The men were waiting for me with the story.

“She has fastened herself into her room, she and her maids, and we could hear them piling things against the door to keep us out. We tried to call your message through the door, but at first she wouldn’t answer; and then she said she was quite safe where she was and would yield to nothing but force. We didn’t like to force the door without your orders.”

I clenched my hands in impotent chagrin.

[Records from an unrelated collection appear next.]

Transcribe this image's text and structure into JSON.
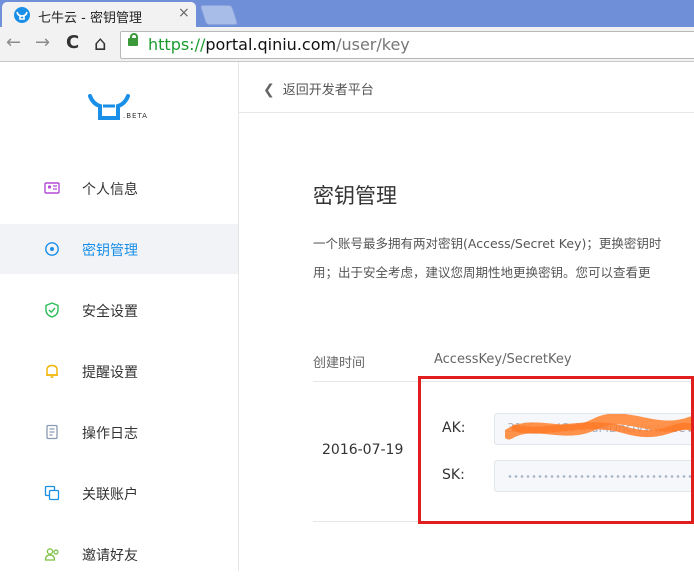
{
  "browser": {
    "tab_title": "七牛云 - 密钥管理",
    "tab_close": "×",
    "url_scheme": "https://",
    "url_host": "portal.qiniu.com",
    "url_path": "/user/key",
    "nav": {
      "back": "←",
      "forward": "→",
      "reload": "C",
      "home": "⌂"
    }
  },
  "sidebar": {
    "logo_beta": ".BETA",
    "items": [
      {
        "label": "个人信息",
        "icon": "id-card-icon",
        "active": false
      },
      {
        "label": "密钥管理",
        "icon": "key-icon",
        "active": true
      },
      {
        "label": "安全设置",
        "icon": "shield-icon",
        "active": false
      },
      {
        "label": "提醒设置",
        "icon": "bell-icon",
        "active": false
      },
      {
        "label": "操作日志",
        "icon": "log-icon",
        "active": false
      },
      {
        "label": "关联账户",
        "icon": "link-accounts-icon",
        "active": false
      },
      {
        "label": "邀请好友",
        "icon": "invite-friends-icon",
        "active": false
      }
    ]
  },
  "main": {
    "back_link": "返回开发者平台",
    "title": "密钥管理",
    "desc_line1": "一个账号最多拥有两对密钥(Access/Secret Key)；更换密钥时",
    "desc_line2": "用；出于安全考虑，建议您周期性地更换密钥。您可以查看更",
    "table": {
      "col_created": "创建时间",
      "col_keys": "AccessKey/SecretKey",
      "rows": [
        {
          "created": "2016-07-19",
          "ak_label": "AK:",
          "ak_value": "31fGxxxJCsKCdMDnciVwwx2eV",
          "sk_label": "SK:"
        }
      ]
    }
  },
  "colors": {
    "accent": "#1a8fe8",
    "highlight": "#e01e1e",
    "tabstrip": "#6f8fd8"
  }
}
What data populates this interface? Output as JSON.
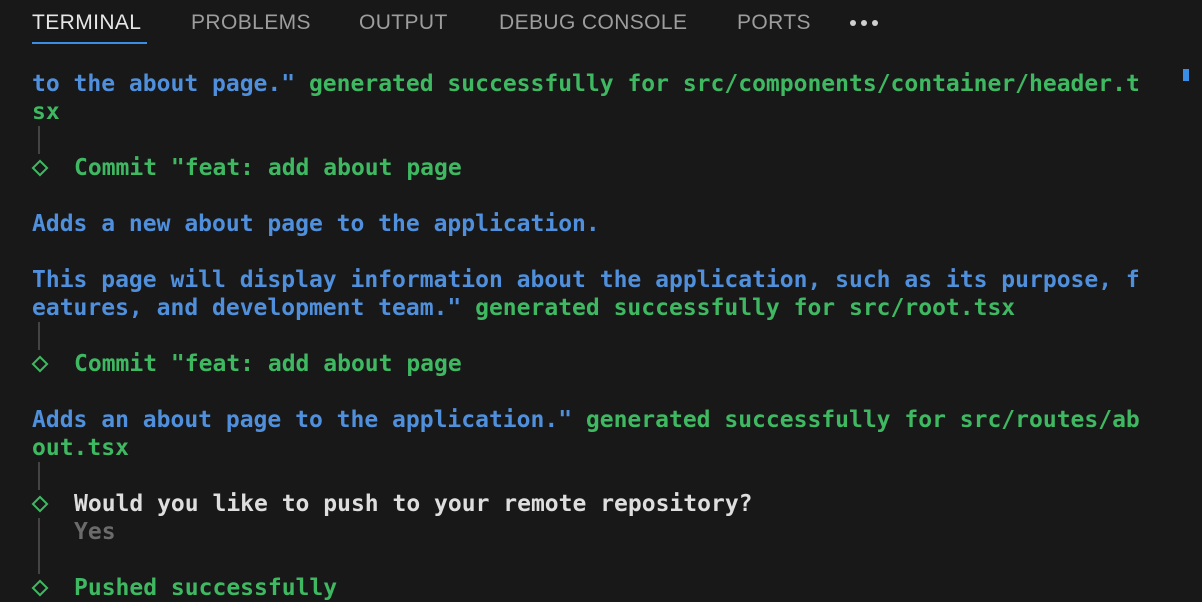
{
  "tabs": [
    {
      "label": "TERMINAL"
    },
    {
      "label": "PROBLEMS"
    },
    {
      "label": "OUTPUT"
    },
    {
      "label": "DEBUG CONSOLE"
    },
    {
      "label": "PORTS"
    }
  ],
  "active_tab": "TERMINAL",
  "more_icon": "more-horizontal-icon",
  "colors": {
    "background": "#181818",
    "accent": "#3a8ee6",
    "commit_text": "#4f8fdb",
    "success_text": "#3fb862",
    "prompt_text": "#dedede",
    "muted_text": "#6b6b6b"
  },
  "terminal": {
    "l1_commit": "to the about page.\"",
    "l1_status": " generated successfully for src/components/container/header.t",
    "l2": "sx",
    "step1": "Commit \"feat: add about page",
    "l5": "Adds a new about page to the application.",
    "l7": "This page will display information about the application, such as its purpose, f",
    "l8_commit": "eatures, and development team.\"",
    "l8_status": " generated successfully for src/root.tsx",
    "step2": "Commit \"feat: add about page",
    "l12_commit": "Adds an about page to the application.\"",
    "l12_status": " generated successfully for src/routes/ab",
    "l13": "out.tsx",
    "question": "Would you like to push to your remote repository?",
    "answer": "Yes",
    "result": "Pushed successfully"
  }
}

Had we been the soldiers whose part we were playing, there would have been little enough difficulty, of course; and a few minutes would have sufficed to break a way in and take her prisoner.

But force was out of the question for me; and I felt like a flustered fool as the infinitely precious moments slipped away one after another bringing perilously nearer the troops who would come hurrying to the house the instant the man who had escaped got his story to headquarters.

To add to the strain of the situation, cries and calls began to be heard from the crowd in the street. Presently a stone was flung through one of the windows; and the crash of the glass sent a shiver of fear through the clustered servants and was followed by a loud cheer from the crowd and a cry of “Down with the Obrenovics!”

“Shew me the Princess’s room,” I said, and followed by the men I ran upstairs and knocked on the panel of the door.

There was no answer.

I knocked again.

“For God’s sake open the door and come out,” I said, eagerly.

Still there was no reply; and while we waited more stones were flung and more windows broken, followed as before by the shouts and hoarse cries of the mob.